Pakistan – Le général Musharraf inculpé du meurtre de Benazir Bhutto, déclaré fugitif

Un tribunal pakistanais a qualifié jeudi l’ex-président Pervez Musharraf, inculpé du meurtre en 2007 de sa rivale en politique Benazir Bhutto, de « fugitif », et relaxé cinq suspects présumés proches des talibans.

« Musharraf a été déclaré fugitif », a déclaré à la presse un responsable du tribunal devant la prison d’Adiala à Rawalpindi où s’est déroulée l’audience. « Cinq suspects qui étaient détenus ont été acquittés. Deux policiers ont été condamnés à 17 ans de prison chacun et 500.000 roupies (4.000 euros) d’amende pour leur mauvaise gestion de la scène du crime », a-t-il poursuivi.

Le tribunal a en outre ordonné que soient confisqués les biens de l’ancien dirigeant militaire, qui se trouve actuellement à Dubaï.

Il s’agit du premier verdict rendu sur cet attentat commis il y a dix ans, qui avait plongé le pays dans le chaos.

Benazir Bhutto, deux fois élue Premier ministre du Pakistan, et première femme de l’ère contemporaine à avoir dirigé un pays musulman, a été tuée dans un attentat suicide perpétré après un meeting à Rawalpindi le 27 décembre 2007.

Le régime de Musharraf avait aussitôt mis en cause le chef les talibans pakistanais. Le kamikaze était un adolescent de 15 ans originaire du Waziristan du Sud, fief des rebelles islamistes, selon l’enquête pakistanaise. Cinq jeunes islamistes présumés proches du jeune kamikaze ont été écroués, puis inculpés du meurtre.

Plus tard le chef de la police de Rawalpindi, Saud Aziz, et son adjoint, Khurram Shahzad, ont eux aussi été incarcérés et mis en examen pour ce meurtre.
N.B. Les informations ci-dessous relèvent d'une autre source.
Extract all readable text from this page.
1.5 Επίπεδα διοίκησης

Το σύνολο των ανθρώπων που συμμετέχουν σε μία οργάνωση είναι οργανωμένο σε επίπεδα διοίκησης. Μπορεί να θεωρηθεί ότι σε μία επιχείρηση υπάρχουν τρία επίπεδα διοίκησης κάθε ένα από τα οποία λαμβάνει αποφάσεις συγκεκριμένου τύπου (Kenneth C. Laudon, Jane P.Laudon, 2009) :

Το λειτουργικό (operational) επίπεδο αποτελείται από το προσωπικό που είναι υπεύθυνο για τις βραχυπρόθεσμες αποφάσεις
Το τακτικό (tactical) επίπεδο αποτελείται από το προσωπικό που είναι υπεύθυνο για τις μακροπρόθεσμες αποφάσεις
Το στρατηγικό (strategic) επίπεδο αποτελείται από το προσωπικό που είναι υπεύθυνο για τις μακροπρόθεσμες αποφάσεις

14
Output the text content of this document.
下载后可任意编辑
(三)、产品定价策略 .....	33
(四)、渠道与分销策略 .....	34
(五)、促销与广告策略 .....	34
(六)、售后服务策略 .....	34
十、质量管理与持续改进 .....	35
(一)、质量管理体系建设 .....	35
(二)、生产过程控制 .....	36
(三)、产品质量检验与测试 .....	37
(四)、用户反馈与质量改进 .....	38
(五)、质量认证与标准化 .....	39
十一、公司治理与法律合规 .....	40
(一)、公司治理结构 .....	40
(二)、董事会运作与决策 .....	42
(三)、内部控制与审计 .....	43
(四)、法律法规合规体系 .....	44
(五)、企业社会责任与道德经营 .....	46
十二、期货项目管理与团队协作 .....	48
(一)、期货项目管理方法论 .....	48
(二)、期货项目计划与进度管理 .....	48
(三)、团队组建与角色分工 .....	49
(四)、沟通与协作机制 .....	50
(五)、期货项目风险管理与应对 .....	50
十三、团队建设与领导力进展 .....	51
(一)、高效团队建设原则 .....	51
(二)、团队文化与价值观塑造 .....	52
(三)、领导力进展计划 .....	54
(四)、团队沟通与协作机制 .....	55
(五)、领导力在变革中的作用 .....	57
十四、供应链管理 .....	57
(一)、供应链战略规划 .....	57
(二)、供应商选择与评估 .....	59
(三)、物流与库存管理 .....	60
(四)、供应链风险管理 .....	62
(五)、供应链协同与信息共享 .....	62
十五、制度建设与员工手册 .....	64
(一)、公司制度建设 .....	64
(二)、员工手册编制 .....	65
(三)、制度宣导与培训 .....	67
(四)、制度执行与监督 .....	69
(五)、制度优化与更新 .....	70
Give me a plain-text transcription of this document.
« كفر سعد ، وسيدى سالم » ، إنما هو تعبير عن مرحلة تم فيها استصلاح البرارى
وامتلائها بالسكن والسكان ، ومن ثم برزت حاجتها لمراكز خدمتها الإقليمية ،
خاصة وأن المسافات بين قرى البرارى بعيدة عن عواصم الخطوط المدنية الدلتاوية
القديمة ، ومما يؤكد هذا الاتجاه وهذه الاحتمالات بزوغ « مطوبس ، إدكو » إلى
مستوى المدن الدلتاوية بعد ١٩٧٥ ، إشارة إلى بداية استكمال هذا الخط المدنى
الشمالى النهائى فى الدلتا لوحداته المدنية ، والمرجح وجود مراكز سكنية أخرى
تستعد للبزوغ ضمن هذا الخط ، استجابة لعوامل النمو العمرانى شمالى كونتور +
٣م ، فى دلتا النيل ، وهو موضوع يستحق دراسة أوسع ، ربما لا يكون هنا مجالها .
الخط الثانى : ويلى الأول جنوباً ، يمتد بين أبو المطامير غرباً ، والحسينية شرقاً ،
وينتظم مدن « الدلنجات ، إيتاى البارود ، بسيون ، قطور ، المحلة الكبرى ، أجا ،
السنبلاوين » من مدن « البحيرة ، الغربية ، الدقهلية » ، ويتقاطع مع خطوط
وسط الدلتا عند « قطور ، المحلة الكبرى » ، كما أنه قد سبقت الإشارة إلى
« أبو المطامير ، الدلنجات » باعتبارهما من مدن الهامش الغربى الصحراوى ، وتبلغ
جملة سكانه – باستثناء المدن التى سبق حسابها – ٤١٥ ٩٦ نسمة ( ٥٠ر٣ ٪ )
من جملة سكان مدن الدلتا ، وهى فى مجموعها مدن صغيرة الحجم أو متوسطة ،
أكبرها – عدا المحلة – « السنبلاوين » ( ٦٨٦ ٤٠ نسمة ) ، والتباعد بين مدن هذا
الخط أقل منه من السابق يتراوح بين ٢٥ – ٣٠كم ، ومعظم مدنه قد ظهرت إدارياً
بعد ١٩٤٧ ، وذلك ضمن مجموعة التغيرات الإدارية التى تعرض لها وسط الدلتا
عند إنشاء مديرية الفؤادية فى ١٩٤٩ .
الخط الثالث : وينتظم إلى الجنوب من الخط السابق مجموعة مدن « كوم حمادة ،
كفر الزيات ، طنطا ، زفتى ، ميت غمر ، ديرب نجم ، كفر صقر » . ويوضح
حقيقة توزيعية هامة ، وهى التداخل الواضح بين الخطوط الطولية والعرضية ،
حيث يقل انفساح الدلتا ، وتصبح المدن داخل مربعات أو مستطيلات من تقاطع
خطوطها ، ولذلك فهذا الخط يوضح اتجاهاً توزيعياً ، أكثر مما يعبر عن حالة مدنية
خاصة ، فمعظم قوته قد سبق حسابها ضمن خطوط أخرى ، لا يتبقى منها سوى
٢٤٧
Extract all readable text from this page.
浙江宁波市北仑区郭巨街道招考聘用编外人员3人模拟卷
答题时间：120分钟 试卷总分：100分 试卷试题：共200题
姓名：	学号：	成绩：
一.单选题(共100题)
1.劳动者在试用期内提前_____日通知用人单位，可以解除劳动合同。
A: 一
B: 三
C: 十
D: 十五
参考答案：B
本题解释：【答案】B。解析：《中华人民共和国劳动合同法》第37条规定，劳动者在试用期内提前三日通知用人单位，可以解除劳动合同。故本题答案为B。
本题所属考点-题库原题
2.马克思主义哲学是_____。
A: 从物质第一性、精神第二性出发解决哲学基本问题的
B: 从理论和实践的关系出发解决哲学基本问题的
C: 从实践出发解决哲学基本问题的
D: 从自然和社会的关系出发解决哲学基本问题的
Il leur est reproché de ne pas avoir assuré la sécurité de la candidate et d’avoir fait laver les lieux de l’attentat au karcher, moins de deux heures après les faits.

En 2010, l’ONU a accusé dans un rapport le gouvernement de Musharraf de ne pas avoir fourni une protection adaptée à Mme Bhutto, soulignant que sa mort aurait pu être évitée.

Sous la houlette du veuf de Mme Bhutto, Asif Ali Zardari, élu président en 2008, leur parti, le PPP, avait entamé des poursuites contre Musharraf.

Le puissant général a été mis en examen en août 2013, une première pour un ex-chef d’Etat major pakistanais, donnant un temps l’impression que l’armée, qui a dirigé le Pakistan pendant la moitié de sa courte histoire, n’était plus au-dessus de la justice. Dès la levée de son interdiction de sortie du territoire trois ans plus tard, M. Musharraf s’est installé à Dubaï.